The verdict is sealed.
And now, the Lamb is being led to the world’s courtroom.
He will stand before the empire.
He will stand before politics and power.
Before crowds and soldiers.
Before the very world He came to save.
Bound. Bloodied.
But still… willing.
My Closing Thought
This was not justice.
This was cowardice in holy clothing.
The ones who were meant to prepare the way for the Messiah
condemned Him instead.
They tore their robes,
but it was their hearts that should have broken.
They handed Him over to Pilate,
but first… they handed Him over to cruelty.
To mockery. To hatred. To death.
And He went.
Still willing.
Still loving.
Still choosing.
And I can hardly contain or bear the thought.
Love beyond my comprehension.
Coming Next
In the next article, I want to walk with Him to the cross.
But this time, there’s no more counsel.
No more questions.
Only silence.
Only suffering.
He will be stripped.
Mocked.
Crowned with thorns.
And He will carry a beam of wood—
and that’s still not the heaviest thing He’ll carry.
He will carry our guilt.
Our shame.
Our sin.
From the Lamb condemned,
to the Lamb lifted up,
we will follow Him outside the city.
Where love is poured out, and the sky goes dark.
What does it mean, when the only truly innocent man
is crucified for all the rest of us?
That's hard to read, Jonathan but thank you for sharing it. He did it all for us. There's no end to what we can be thankful for.

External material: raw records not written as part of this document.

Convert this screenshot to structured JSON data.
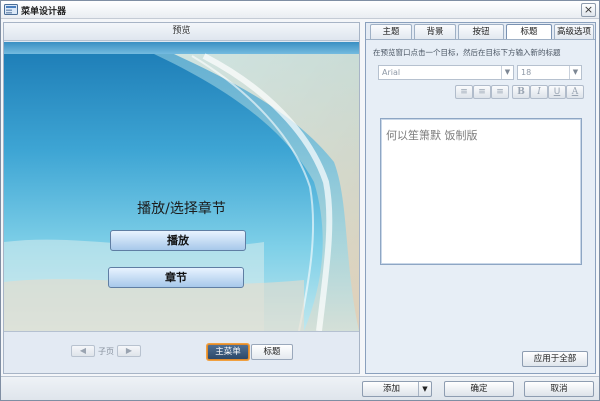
{
  "window": {
    "title": "菜单设计器",
    "close_glyph": "×"
  },
  "preview": {
    "header": "预览",
    "menu_title": "播放/选择章节",
    "buttons": [
      "播放",
      "章节"
    ],
    "footer": {
      "prev_glyph": "◀",
      "next_glyph": "▶",
      "page_label": "子页",
      "segments": [
        {
          "label": "主菜单",
          "active": true
        },
        {
          "label": "标题",
          "active": false
        }
      ]
    }
  },
  "editor": {
    "tabs": [
      {
        "label": "主题",
        "active": false
      },
      {
        "label": "背景",
        "active": false
      },
      {
        "label": "按钮",
        "active": false
      },
      {
        "label": "标题",
        "active": true
      },
      {
        "label": "高级选项",
        "active": false
      }
    ],
    "hint": "在预览窗口点击一个目标，然后在目标下方输入新的标题",
    "font_family": "Arial",
    "font_size": "18",
    "format_buttons": [
      {
        "icon": "align-left-icon",
        "glyph": "≡"
      },
      {
        "icon": "align-center-icon",
        "glyph": "≡"
      },
      {
        "icon": "align-right-icon",
        "glyph": "≡"
      },
      {
        "icon": "bold-icon",
        "glyph": "B"
      },
      {
        "icon": "italic-icon",
        "glyph": "I"
      },
      {
        "icon": "underline-icon",
        "glyph": "U"
      },
      {
        "icon": "font-color-icon",
        "glyph": "A"
      }
    ],
    "text_value": "何以笙箫默 饭制版",
    "apply_all": "应用于全部"
  },
  "bottom": {
    "add": "添加",
    "add_arrow": "▼",
    "ok": "确定",
    "cancel": "取消"
  },
  "colors": {
    "accent_active": "#2c4868",
    "highlight_border": "#f0a040",
    "button_fill": "#a7c8ea"
  }
}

You mentioned the Sanhendrin council. They have reinstalled themselves ( sometimes around 2004). I listened to an interview by a Christian man. All was good and cordial. The spokesman even thanked Christians for their help in many things. At the end of the interview the question was put forth " what would it take you people to accept Jesus as the messiah "? I could hardly believe the answer " take that thought out of your mind, it will never happen, if God himself told us we would not believe it". I'm glad I recorded it so I can go back and listen to that one.